A major force in the Napa Valley wine industry until his retirement in 1973, Tchelistcheff helped de Latour modernize his operation and continuously grow the fine wine production at Beaulieu. Among his many credits,  Tchelistcheff pioneered the process of aging wine in small French oak barrel. He defined a style for high-quality California cabernet sauvignon and initiating the program for “Private Reserve” Cabernet wine at Beaulieu.

Another luminary from the era is Brother Timothy. A Christian Brother, he taught science during Prohibition, but transferred to Mont La Salle in Napa in 1935 to become the wine chemist for the local  order, which had been making sacramental wine. Under the guidance of Brother Timothy, the Christian Brothers Winery went on to produce quality wines beginning in the late 1930s. The order bought Greystone Cellars in St. Helena (today the home of the Culinary Institute of America).
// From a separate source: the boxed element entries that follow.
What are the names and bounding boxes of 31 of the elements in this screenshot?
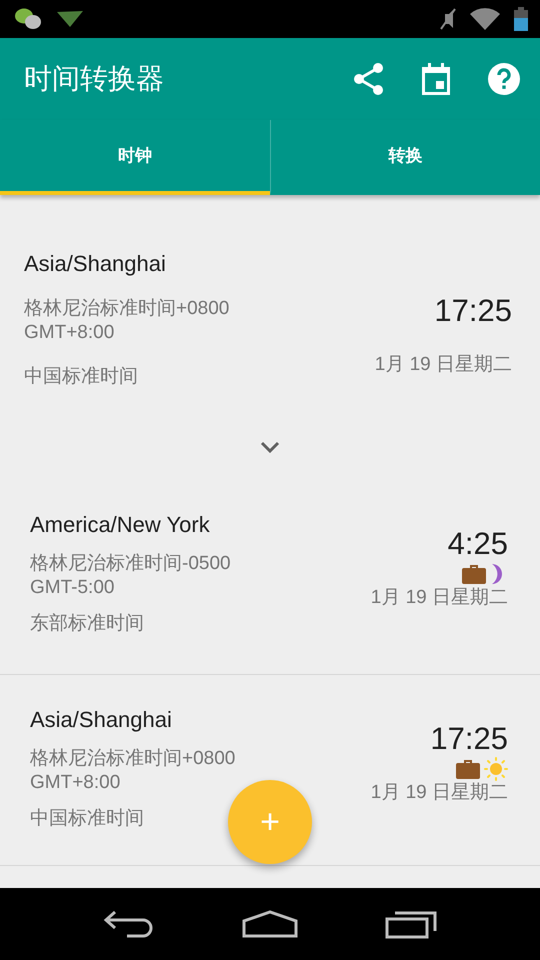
zone-name: Asia/Shanghai [30,707,173,733]
timezone-name: 中国标准时间 [24,365,139,389]
mute-icon [440,8,456,30]
back-icon[interactable] [103,910,156,938]
zone-name: Asia/Shanghai [24,251,167,277]
home-icon[interactable] [242,910,298,938]
wifi-icon [470,8,500,30]
zone-name: America/New York [30,512,211,538]
gmt-offset: 格林尼治标准时间+0800 [24,297,230,321]
clock-time: 17:25 [434,293,512,329]
clock-time: 4:25 [448,526,508,562]
gmt-label: GMT+8:00 [30,771,122,795]
timezone-name: 中国标准时间 [30,807,145,831]
battery-icon [514,7,528,31]
timezone-name: 东部标准时间 [30,612,145,636]
help-icon[interactable] [488,63,520,95]
gmt-offset: 格林尼治标准时间+0800 [30,747,236,771]
chat-icon [14,7,42,31]
recent-apps-icon[interactable] [384,909,437,939]
expand-icon[interactable] [260,441,280,453]
clock-time: 17:25 [430,721,508,757]
calendar-icon[interactable] [422,63,450,95]
date-label: 1月 19 日星期二 [374,353,512,377]
date-label: 1月 19 日星期二 [370,586,508,610]
date-label: 1月 19 日星期二 [370,781,508,805]
gmt-offset: 格林尼治标准时间-0500 [30,552,231,576]
share-icon[interactable] [354,63,384,95]
app-title: 时间转换器 [24,62,165,96]
gmt-label: GMT+8:00 [24,321,116,345]
paper-plane-icon [56,10,84,28]
gmt-label: GMT-5:00 [30,576,116,600]
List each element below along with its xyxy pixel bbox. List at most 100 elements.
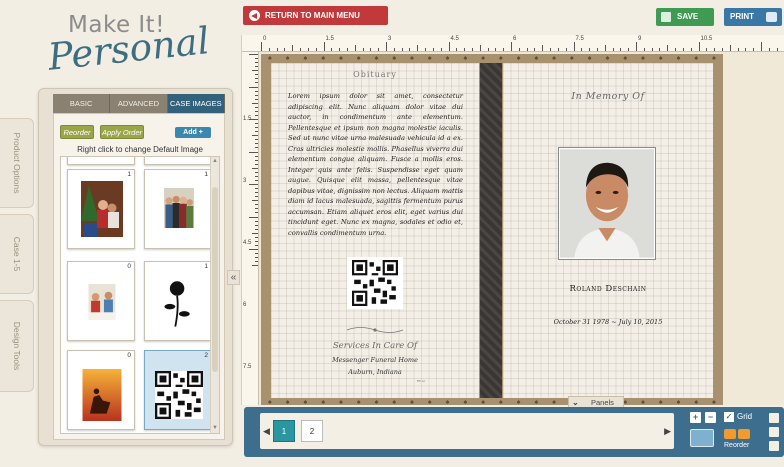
ornament-icon: ♠: [694, 55, 699, 62]
ruler-tick: [354, 45, 356, 51]
page-thumb-2[interactable]: 2: [301, 420, 323, 442]
ruler-tick: [534, 48, 536, 51]
side-tab-product-options[interactable]: Product Options: [0, 118, 34, 208]
ruler-label: 10.5: [700, 36, 713, 42]
obituary-text[interactable]: Lorem ipsum dolor sit amet, consectetur …: [288, 91, 463, 238]
ornament-icon: ♠: [641, 399, 645, 406]
ruler-tick: [252, 200, 258, 202]
zoom-out-button[interactable]: −: [705, 412, 716, 423]
ruler-tick: [331, 48, 333, 51]
ruler-tick: [255, 94, 258, 96]
ruler-tick: [249, 151, 258, 153]
ruler-tick: [362, 48, 364, 51]
tab-case-images[interactable]: CASE IMAGES: [167, 94, 225, 113]
image-tile[interactable]: 0: [67, 350, 135, 430]
add-image-button[interactable]: Add +: [175, 127, 211, 138]
image-tile[interactable]: 1: [144, 261, 212, 341]
printer-logo-icon: ▪▪▪ ▭: [417, 379, 426, 383]
reorder-pages-icon[interactable]: [724, 429, 736, 439]
ruler-tick: [659, 48, 661, 51]
ornament-icon: ♠: [463, 55, 468, 62]
image-tile[interactable]: 1: [67, 169, 135, 249]
image-tile-partial[interactable]: [144, 157, 212, 165]
ornament-icon: ♠: [605, 55, 610, 62]
side-control[interactable]: [769, 441, 779, 451]
family-group-photo-icon: [164, 188, 194, 228]
ruler-tick: [464, 48, 466, 51]
image-tile-partial[interactable]: [67, 157, 135, 165]
ruler-tick: [714, 48, 716, 51]
reorder-pages-icon[interactable]: [738, 429, 750, 439]
ruler-tick: [276, 48, 278, 51]
page-memorial[interactable]: In Memory Of Roland Deschain October 31 …: [503, 63, 713, 398]
ornament-icon: ♠: [712, 55, 716, 62]
ruler-tick: [378, 48, 380, 51]
ruler-tick: [255, 228, 258, 230]
tile-usage-count: 1: [204, 263, 208, 270]
grid-checkbox[interactable]: ✓: [724, 412, 734, 422]
print-button[interactable]: PRINT: [724, 8, 782, 26]
ornament-icon: ♠: [658, 399, 663, 406]
qr-code[interactable]: [347, 257, 403, 309]
side-control[interactable]: [769, 427, 779, 437]
ruler-tick: [542, 45, 544, 51]
image-tile[interactable]: 0: [67, 261, 135, 341]
ornament-icon: ♠: [498, 399, 503, 406]
ruler-tick: [249, 249, 258, 250]
ruler-label: 1.5: [325, 36, 334, 42]
save-button[interactable]: SAVE: [656, 8, 714, 26]
ornament-icon: ♠: [676, 55, 681, 62]
ornament-icon: ♠: [658, 55, 663, 62]
ruler-tick: [573, 42, 575, 51]
tile-usage-count: 0: [127, 352, 131, 359]
ruler-tick: [768, 48, 770, 51]
ruler-tick: [255, 127, 258, 129]
grid-label: Grid: [737, 412, 753, 421]
ruler-tick: [252, 70, 258, 72]
ruler-tick: [526, 48, 528, 51]
side-tab-case[interactable]: Case 1-5: [0, 214, 34, 294]
obituary-title[interactable]: Obituary: [271, 70, 479, 79]
reorder-button[interactable]: Reorder: [60, 125, 94, 139]
ornament-icon: ♠: [392, 399, 397, 406]
services-title[interactable]: Services In Care Of: [271, 341, 479, 351]
funeral-home-name[interactable]: Messenger Funeral Home: [271, 356, 479, 364]
page-obituary[interactable]: Obituary Lorem ipsum dolor sit amet, con…: [271, 63, 479, 398]
reorder-pages-label[interactable]: Reorder: [724, 442, 749, 449]
zoom-in-button[interactable]: +: [690, 412, 701, 423]
apply-order-button[interactable]: Apply Order: [100, 125, 144, 139]
zoom-preview-icon[interactable]: [690, 429, 714, 447]
ornament-icon: ♠: [498, 55, 503, 62]
deceased-name[interactable]: Roland Deschain: [503, 284, 713, 294]
tab-basic[interactable]: BASIC: [53, 94, 111, 113]
portrait-photo[interactable]: [558, 147, 656, 260]
case-images-pane: Reorder Apply Order Add + Right click to…: [53, 113, 225, 440]
image-tile[interactable]: 1: [144, 169, 212, 249]
image-gallery: 1 1 0 1 0 2 ▲ ▼: [60, 156, 220, 434]
side-control[interactable]: [769, 413, 779, 423]
image-tile-selected[interactable]: 2: [144, 350, 212, 430]
tab-advanced[interactable]: ADVANCED: [110, 94, 168, 113]
ruler-tick: [339, 48, 341, 51]
funeral-home-city[interactable]: Auburn, Indiana: [271, 368, 479, 376]
scrollbar-thumb[interactable]: [212, 187, 218, 372]
scroll-up-icon[interactable]: ▲: [211, 157, 219, 166]
scroll-down-icon[interactable]: ▼: [211, 424, 219, 433]
ornament-icon: ♠: [321, 399, 326, 406]
prev-page-icon[interactable]: ◀: [263, 426, 270, 437]
ruler-tick: [255, 261, 258, 263]
in-memory-header[interactable]: In Memory Of: [503, 91, 713, 102]
ornament-icon: ♠: [481, 55, 485, 62]
life-dates[interactable]: October 31 1978 ~ July 10, 2015: [503, 318, 713, 326]
ornament-icon: ♠: [339, 399, 343, 406]
ruler-tick: [255, 208, 258, 210]
ornament-icon: ♠: [285, 55, 290, 62]
side-tab-design-tools[interactable]: Design Tools: [0, 300, 34, 392]
page-thumb-1[interactable]: 1: [273, 420, 295, 442]
next-page-icon[interactable]: ▶: [664, 426, 671, 437]
gallery-scrollbar[interactable]: ▲ ▼: [210, 157, 219, 433]
ornament-icon: ♠: [623, 55, 628, 62]
ruler-tick: [620, 48, 622, 51]
return-to-main-menu-button[interactable]: RETURN TO MAIN MENU: [243, 6, 388, 25]
collapse-panel-icon[interactable]: «: [227, 270, 240, 285]
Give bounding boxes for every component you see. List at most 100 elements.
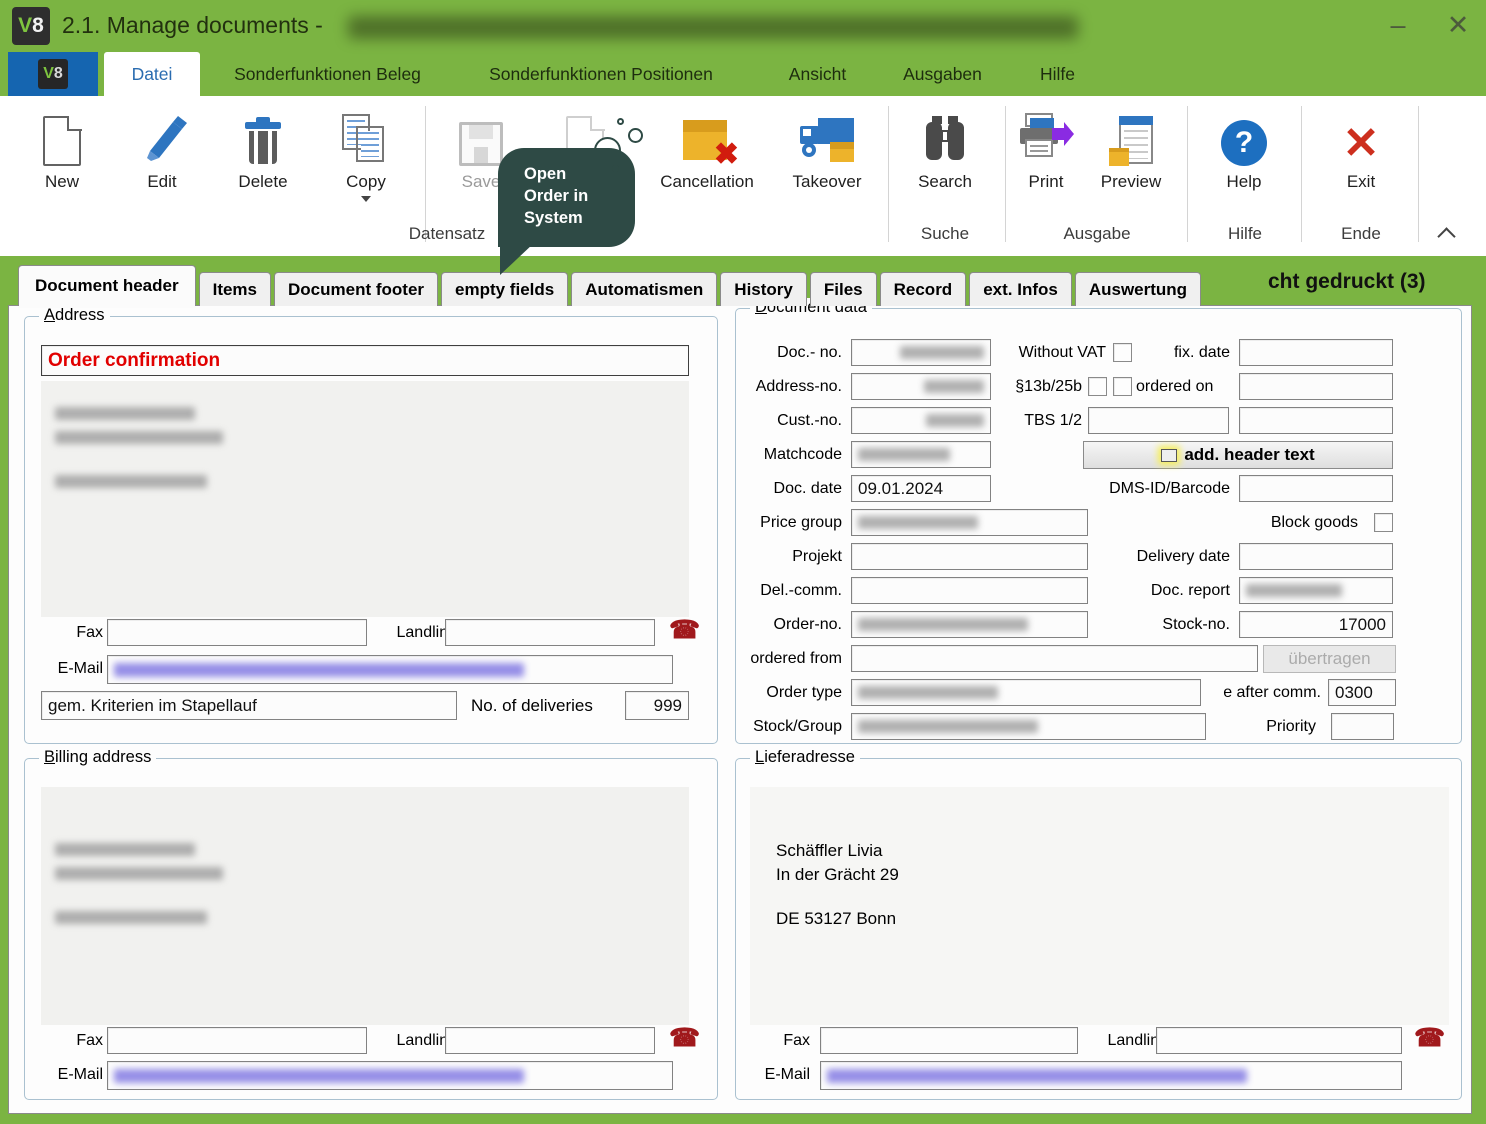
fax-label: Fax: [756, 1027, 810, 1054]
stock-no-input[interactable]: 17000: [1239, 611, 1393, 638]
billing-email-input[interactable]: [107, 1061, 673, 1090]
p13b-checkbox[interactable]: [1088, 377, 1107, 396]
cancellation-button[interactable]: ✖ Cancellation: [652, 106, 762, 192]
edit-button[interactable]: Edit: [112, 106, 212, 192]
address-fieldset: Address Order confirmation Fax Landline …: [24, 316, 718, 744]
tbs1-input[interactable]: [1088, 407, 1229, 434]
tab-document-footer[interactable]: Document footer: [274, 272, 438, 306]
ribbon-tab-row: V8 Datei Sonderfunktionen Beleg Sonderfu…: [0, 52, 1486, 96]
toolbar-separator: [1301, 106, 1302, 242]
fix-date-input[interactable]: [1239, 339, 1393, 366]
ribbon-tab-hilfe[interactable]: Hilfe: [1015, 52, 1100, 96]
search-button[interactable]: Search: [895, 106, 995, 192]
tab-auswertung[interactable]: Auswertung: [1075, 272, 1201, 306]
priority-label: Priority: [1236, 713, 1316, 740]
ribbon-tab-sonderfunktionen-positionen[interactable]: Sonderfunktionen Positionen: [455, 52, 747, 96]
doc-report-input[interactable]: [1239, 577, 1393, 604]
tab-history[interactable]: History: [720, 272, 807, 306]
billing-fax-input[interactable]: [107, 1027, 367, 1054]
tab-items[interactable]: Items: [199, 272, 271, 306]
email-input[interactable]: [107, 655, 673, 684]
priority-input[interactable]: [1331, 713, 1394, 740]
p25b-checkbox[interactable]: [1113, 377, 1132, 396]
matchcode-input[interactable]: [851, 441, 991, 468]
document-type-field[interactable]: Order confirmation: [41, 345, 689, 376]
billing-landline-input[interactable]: [445, 1027, 655, 1054]
delivery-landline-input[interactable]: [1156, 1027, 1402, 1054]
del-comm-input[interactable]: [851, 577, 1088, 604]
ribbon-tab-sonderfunktionen-beleg[interactable]: Sonderfunktionen Beleg: [210, 52, 445, 96]
trash-icon: [243, 114, 283, 166]
ordered-on-input[interactable]: [1239, 373, 1393, 400]
stock-group-input[interactable]: [851, 713, 1206, 740]
del-comm-label: Del.-comm.: [736, 577, 842, 604]
ordered-from-input[interactable]: [851, 645, 1258, 672]
minimize-button[interactable]: –: [1378, 10, 1418, 41]
doc-no-input[interactable]: [851, 339, 991, 366]
help-button[interactable]: ? Help: [1194, 106, 1294, 192]
red-x-icon: ✕: [1343, 122, 1380, 166]
toolbar: New Edit Delete Copy Save: [0, 96, 1486, 256]
group-label-ende: Ende: [1330, 224, 1392, 244]
price-group-input[interactable]: [851, 509, 1088, 536]
tbs2-input[interactable]: [1239, 407, 1393, 434]
tab-record[interactable]: Record: [880, 272, 967, 306]
doc-date-input[interactable]: 09.01.2024: [851, 475, 991, 502]
title-bar: V8 2.1. Manage documents - – ✕: [0, 0, 1486, 52]
close-button[interactable]: ✕: [1438, 10, 1478, 41]
redacted-email: [114, 663, 524, 677]
phone-icon[interactable]: ☎: [1414, 1025, 1445, 1052]
ordered-on-label: ordered on: [1136, 373, 1232, 400]
deliveries-input[interactable]: 999: [625, 691, 689, 720]
delivery-email-input[interactable]: [820, 1061, 1402, 1090]
stock-group-label: Stock/Group: [736, 713, 842, 740]
cust-no-input[interactable]: [851, 407, 991, 434]
batch-criteria-field[interactable]: gem. Kriterien im Stapellauf: [41, 691, 457, 720]
delivery-date-input[interactable]: [1239, 543, 1393, 570]
cust-no-label: Cust.-no.: [736, 407, 842, 434]
fax-input[interactable]: [107, 619, 367, 646]
tab-empty-fields[interactable]: empty fields: [441, 272, 568, 306]
redacted-text: [55, 911, 207, 924]
tab-document-header[interactable]: Document header: [18, 265, 196, 306]
redacted-text: [858, 516, 978, 529]
price-group-label: Price group: [736, 509, 842, 536]
delete-button[interactable]: Delete: [213, 106, 313, 192]
projekt-input[interactable]: [851, 543, 1088, 570]
ribbon-tab-ansicht[interactable]: Ansicht: [765, 52, 870, 96]
new-button[interactable]: New: [12, 106, 112, 192]
landline-input[interactable]: [445, 619, 655, 646]
without-vat-checkbox[interactable]: [1113, 343, 1132, 362]
dropdown-caret-icon[interactable]: [361, 196, 371, 202]
uebertragen-button: übertragen: [1263, 645, 1396, 673]
block-goods-checkbox[interactable]: [1374, 513, 1393, 532]
collapse-ribbon-chevron[interactable]: [1437, 227, 1455, 245]
after-comm-label: e after comm.: [1206, 679, 1321, 706]
copy-button[interactable]: Copy: [316, 106, 416, 202]
toolbar-separator: [1418, 106, 1419, 242]
order-type-input[interactable]: [851, 679, 1201, 706]
delivery-fax-input[interactable]: [820, 1027, 1078, 1054]
binoculars-icon: [895, 106, 995, 166]
ribbon-tab-ausgaben[interactable]: Ausgaben: [885, 52, 1000, 96]
address-no-input[interactable]: [851, 373, 991, 400]
takeover-button[interactable]: Takeover: [777, 106, 877, 192]
dms-id-input[interactable]: [1239, 475, 1393, 502]
exit-button[interactable]: ✕ Exit: [1311, 106, 1411, 192]
preview-button[interactable]: Preview: [1081, 106, 1181, 192]
ribbon-tab-datei[interactable]: Datei: [104, 52, 200, 96]
after-comm-input[interactable]: 0300: [1328, 679, 1396, 706]
add-header-text-button[interactable]: add. header text: [1083, 441, 1393, 469]
email-label: E-Mail: [748, 1061, 810, 1088]
tab-automatismen[interactable]: Automatismen: [571, 272, 717, 306]
tab-ext-infos[interactable]: ext. Infos: [969, 272, 1072, 306]
order-no-input[interactable]: [851, 611, 1088, 638]
redacted-text: [926, 414, 984, 427]
ribbon-file-button[interactable]: V8: [8, 52, 98, 96]
truck-parcel-icon: [777, 106, 877, 166]
delivery-address-fieldset: Lieferadresse Schäffler Livia In der Grä…: [735, 758, 1462, 1100]
copy-pages-icon: [342, 114, 390, 166]
phone-icon[interactable]: ☎: [669, 617, 700, 644]
phone-icon[interactable]: ☎: [669, 1025, 700, 1052]
tab-files[interactable]: Files: [810, 272, 877, 306]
Brother Timothy, who lived to be 94, was an ambassador of Napa wine for 70 years and is recognized as one of the most influential men in the California wine industry during the 20th century.

Wine historian James Lapsley quotes Andre Tchelistcheff as saying there were only four “outstanding wine processing plants” in the valley after Repeal: Ingelnook, Beaulieu, Larkmead and Beringer. Lapsley adds to that group the Christian Brothers Winery and Louis Martini Winery whose owner and namesake, having produced sacramental wines during Prohibition elsewhere in the state, built a state-of-the-art winery in 1933 — the first winery built in the valley after Prohibition.

Prohibition overlapped the Great Depression, followed by World War II and the Korean War. It wasn’t until the Eisenhower era that normal, sustained economic activity began to fuel economic growth in the U.S. in general, which applied to the Napa Valley as well.

And the properties of the men who created the Napa Valley wine culture in the first place in the 19th century would all eventually play a key role in the ultimate ascension of Napa Valley wines and wine culture on the world stage. Charles Krug continued to be a leader in quality and varietal diversity in the 20th and 21st centuries, thanks to the Mondavi family. In the 1960s Jack and Jamie Davies revived Schramsburg, continuing the traditon of innovation as it became America's first sparkling wine house. Beringer Winery remained a stately place of beautiful ambiance under a succession of owners, and Inglenook was reborn as a stellar example ofhospitality with the new name, Rubicon Estate, under the ownership of Frances Ford Coppola.

From long before recorded history, the valley possessed the natural elements of terrior, the soil and weather conditions, to make it potentially a special place in the world of wine. But it took a unique social, political and individual human history, along with individual struggles and triumphs to get to today’s Napa Valley wine industry and wine culture. The Napa Valley has an abundance of quality wines, different wine varietals, beautiful ambience and phenomenal hospitality at its hundreds of wineries, but this did not occur spontaneously or instantly. Knowing the story of how this all came about should help the visitor to enjoy all aspects of the Napa Valley wine culture, not just the wine, and the residents of our valley to better appreciate this special place where we live.